Frühling – die Zeit des HOLZ-Elements

Frühling – die Zeit des HOLZ-Elements

Laut dem auf Naturbeobachtungen basierenden Kalender der Traditionellen Chinesischen Medizin beginnt bereits am 13. Februar der Frühling. Das eifrige Vogelgezwitscher und die langsam länger werdenden Tage sind erste Zeugen davon – auch wenn die Temperaturen in den vergangenen Tagen nochmals so richtig nach unten gegangen sind.

Entsprechend der 5 Elemente Lehre treten wir nun in die Phase des HOLZ-Elements ein. Diese ist geprägt durch eine verstärkte Dynamik und eine nach oben gerichtete Energie. Unser Körper und ganz stark auch unsere Emotionen werden von dieser Energie voll erfasst und können sehr leicht überfordert werden.
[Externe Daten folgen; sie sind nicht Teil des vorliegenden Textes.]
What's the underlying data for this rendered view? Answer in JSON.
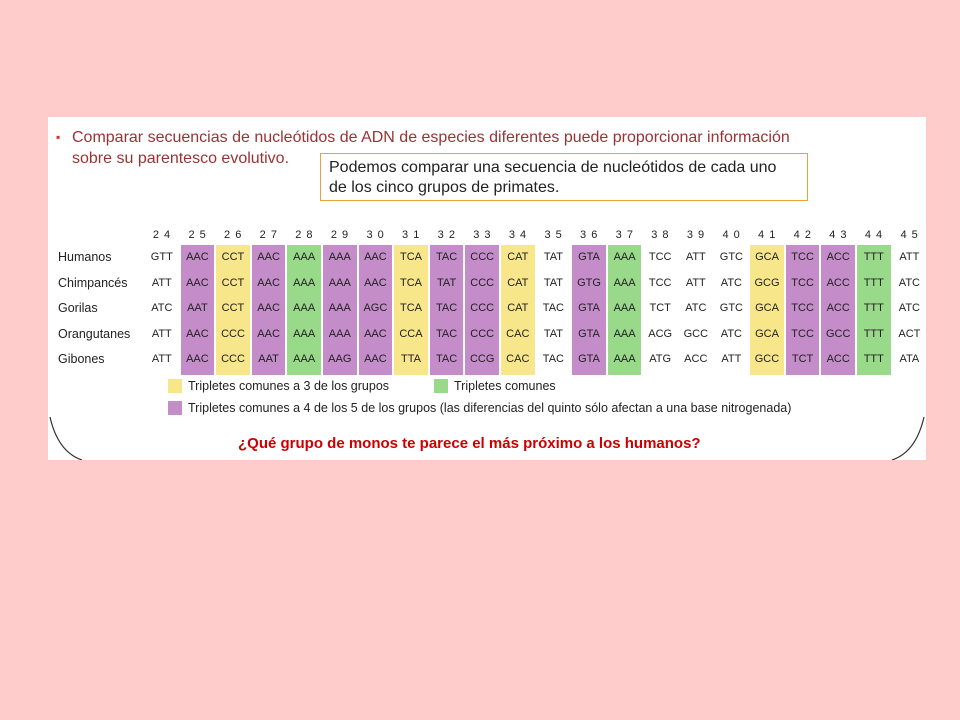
{
  "intro": {
    "bullet": "▪",
    "line1": "Comparar secuencias de nucleótidos de ADN de especies diferentes puede proporcionar información",
    "line2": "sobre su parentesco evolutivo."
  },
  "callout": {
    "line1": "Podemos comparar una secuencia de nucleótidos de cada uno",
    "line2": "de los cinco grupos de primates."
  },
  "colors": {
    "yellow": "#f7e68a",
    "green": "#99d98a",
    "purple": "#c48cc8",
    "red": "#cc0000",
    "brown": "#993333",
    "orange": "#e8a33a"
  },
  "table": {
    "columns": [
      "2 4",
      "2 5",
      "2 6",
      "2 7",
      "2 8",
      "2 9",
      "3 0",
      "3 1",
      "3 2",
      "3 3",
      "3 4",
      "3 5",
      "3 6",
      "3 7",
      "3 8",
      "3 9",
      "4 0",
      "4 1",
      "4 2",
      "4 3",
      "4 4",
      "4 5"
    ],
    "column_colors": [
      "none",
      "purple",
      "yellow",
      "purple",
      "green",
      "purple",
      "purple",
      "yellow",
      "purple",
      "purple",
      "yellow",
      "none",
      "purple",
      "green",
      "none",
      "none",
      "none",
      "yellow",
      "purple",
      "purple",
      "green",
      "none"
    ],
    "rows": [
      {
        "label": "Humanos",
        "cells": [
          "GTT",
          "AAC",
          "CCT",
          "AAC",
          "AAA",
          "AAA",
          "AAC",
          "TCA",
          "TAC",
          "CCC",
          "CAT",
          "TAT",
          "GTA",
          "AAA",
          "TCC",
          "ATT",
          "GTC",
          "GCA",
          "TCC",
          "ACC",
          "TTT",
          "ATT"
        ]
      },
      {
        "label": "Chimpancés",
        "cells": [
          "ATT",
          "AAC",
          "CCT",
          "AAC",
          "AAA",
          "AAA",
          "AAC",
          "TCA",
          "TAT",
          "CCC",
          "CAT",
          "TAT",
          "GTG",
          "AAA",
          "TCC",
          "ATT",
          "ATC",
          "GCG",
          "TCC",
          "ACC",
          "TTT",
          "ATC"
        ]
      },
      {
        "label": "Gorilas",
        "cells": [
          "ATC",
          "AAT",
          "CCT",
          "AAC",
          "AAA",
          "AAA",
          "AGC",
          "TCA",
          "TAC",
          "CCC",
          "CAT",
          "TAC",
          "GTA",
          "AAA",
          "TCT",
          "ATC",
          "GTC",
          "GCA",
          "TCC",
          "ACC",
          "TTT",
          "ATC"
        ]
      },
      {
        "label": "Orangutanes",
        "cells": [
          "ATT",
          "AAC",
          "CCC",
          "AAC",
          "AAA",
          "AAA",
          "AAC",
          "CCA",
          "TAC",
          "CCC",
          "CAC",
          "TAT",
          "GTA",
          "AAA",
          "ACG",
          "GCC",
          "ATC",
          "GCA",
          "TCC",
          "GCC",
          "TTT",
          "ACT"
        ]
      },
      {
        "label": "Gibones",
        "cells": [
          "ATT",
          "AAC",
          "CCC",
          "AAT",
          "AAA",
          "AAG",
          "AAC",
          "TTA",
          "TAC",
          "CCG",
          "CAC",
          "TAC",
          "GTA",
          "AAA",
          "ATG",
          "ACC",
          "ATT",
          "GCC",
          "TCT",
          "ACC",
          "TTT",
          "ATA"
        ]
      }
    ]
  },
  "legend": {
    "yellow_label": "Tripletes comunes a 3 de los grupos",
    "green_label": "Tripletes comunes",
    "purple_label": "Tripletes comunes a 4 de los 5 de los grupos (las diferencias del quinto sólo afectan a una base nitrogenada)"
  },
  "question": "¿Qué grupo de monos te parece el más próximo a los humanos?"
}
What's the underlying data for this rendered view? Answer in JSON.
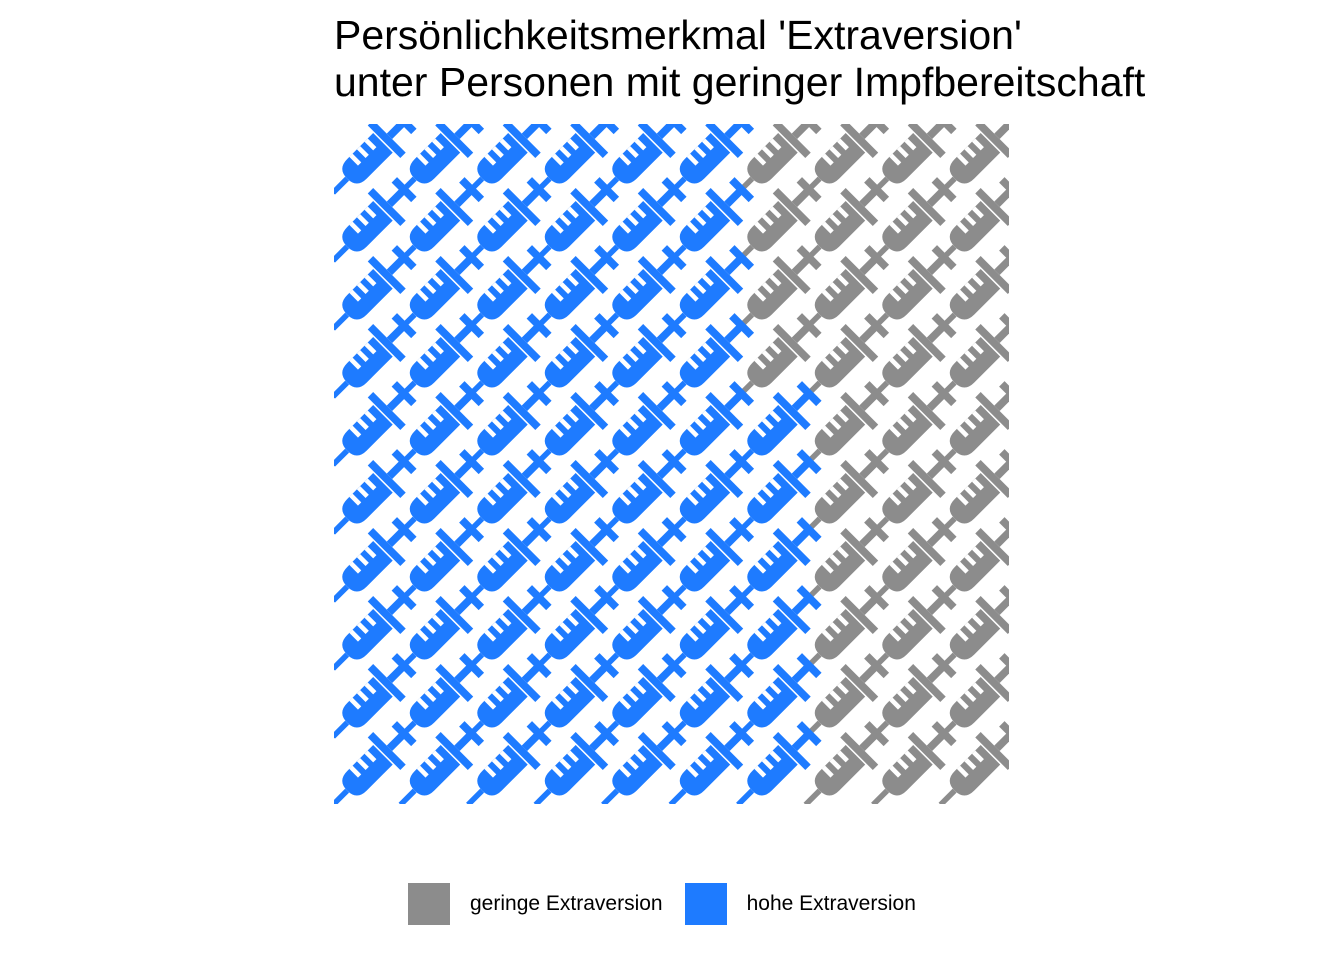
{
  "chart_data": {
    "type": "waffle",
    "title": "Persönlichkeitsmerkmal 'Extraversion'",
    "subtitle": "unter Personen mit geringer Impfbereitschaft",
    "icon": "syringe-icon",
    "grid": {
      "rows": 10,
      "cols": 10
    },
    "fill_order": "column-wise from bottom-left",
    "categories": [
      "hohe Extraversion",
      "geringe Extraversion"
    ],
    "values": [
      66,
      34
    ],
    "colors": [
      "#1e7bff",
      "#8c8c8c"
    ],
    "legend": {
      "position": "bottom",
      "items": [
        {
          "label": "geringe Extraversion",
          "color": "#8c8c8c"
        },
        {
          "label": "hohe Extraversion",
          "color": "#1e7bff"
        }
      ]
    }
  }
}
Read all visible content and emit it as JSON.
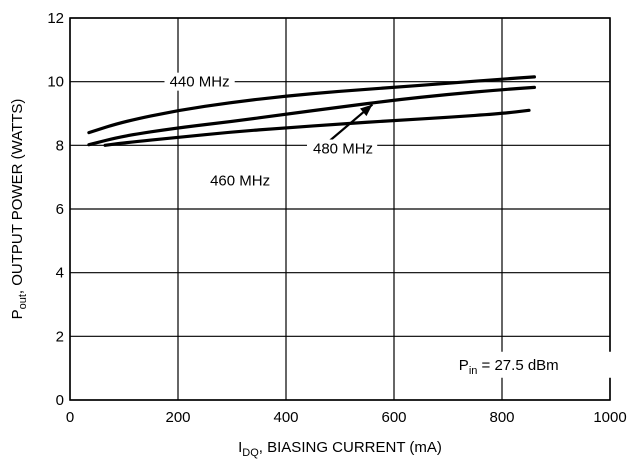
{
  "chart_data": {
    "type": "line",
    "xlabel": {
      "main": "I",
      "sub": "DQ",
      "rest": ", BIASING CURRENT (mA)"
    },
    "ylabel": {
      "main": "P",
      "sub": "out",
      "rest": ", OUTPUT POWER (WATTS)"
    },
    "xlim": [
      0,
      1000
    ],
    "ylim": [
      0,
      12
    ],
    "xticks": [
      0,
      200,
      400,
      600,
      800,
      1000
    ],
    "yticks": [
      0,
      2,
      4,
      6,
      8,
      10,
      12
    ],
    "grid": true,
    "series": [
      {
        "name": "440 MHz",
        "x": [
          35,
          100,
          200,
          300,
          400,
          500,
          600,
          700,
          800,
          860
        ],
        "y": [
          8.4,
          8.75,
          9.1,
          9.35,
          9.55,
          9.7,
          9.82,
          9.95,
          10.08,
          10.15
        ]
      },
      {
        "name": "460 MHz",
        "x": [
          35,
          100,
          200,
          300,
          400,
          500,
          600,
          700,
          800,
          860
        ],
        "y": [
          8.02,
          8.3,
          8.55,
          8.75,
          8.98,
          9.2,
          9.42,
          9.6,
          9.75,
          9.82
        ]
      },
      {
        "name": "480 MHz",
        "x": [
          65,
          100,
          200,
          300,
          400,
          500,
          600,
          700,
          800,
          850
        ],
        "y": [
          8.0,
          8.08,
          8.25,
          8.42,
          8.55,
          8.67,
          8.78,
          8.88,
          9.0,
          9.1
        ]
      }
    ],
    "annotations": {
      "pin": {
        "main": "P",
        "sub": "in",
        "rest": " = 27.5 dBm"
      }
    }
  }
}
Damit sowohl Körper, als auch Geist in dieser Phase möglichst ausgeglichen bleiben, ist es wichtig, die beiden Holz-Organe – Leber und Gallenblase – zu stabilisieren und sanft zu entgiften.

Zum einen gilt es, die träge Feuchtigkeit des Winters, die sich durch schwerere, wärmere Kost angesammelt hat, auszuleiten. Zum anderen ist es nun wichtig, etwaige Stagnationen in Leber und Gallenblase zu lösen. Es kann sonst sehr leicht zu Blockaden des Energieflusses kommen.

Auf der mentalen Ebene äußern sich diese häufig in emotionalen Verstimmungen und einer verstärkten Tendenz zu Wut und Frust (den Hauptemotionen des Holzelements). Körperlich zeigen sich die Stagnationen in klassischen Nässe-Hitze-Themen der Leber- und Gallenblasen-Funktionskreise, wie Kopfschmerzen, Schwindel, der sogenannten Frühjahrsmüdigkeit oder Menstruationsproblemen.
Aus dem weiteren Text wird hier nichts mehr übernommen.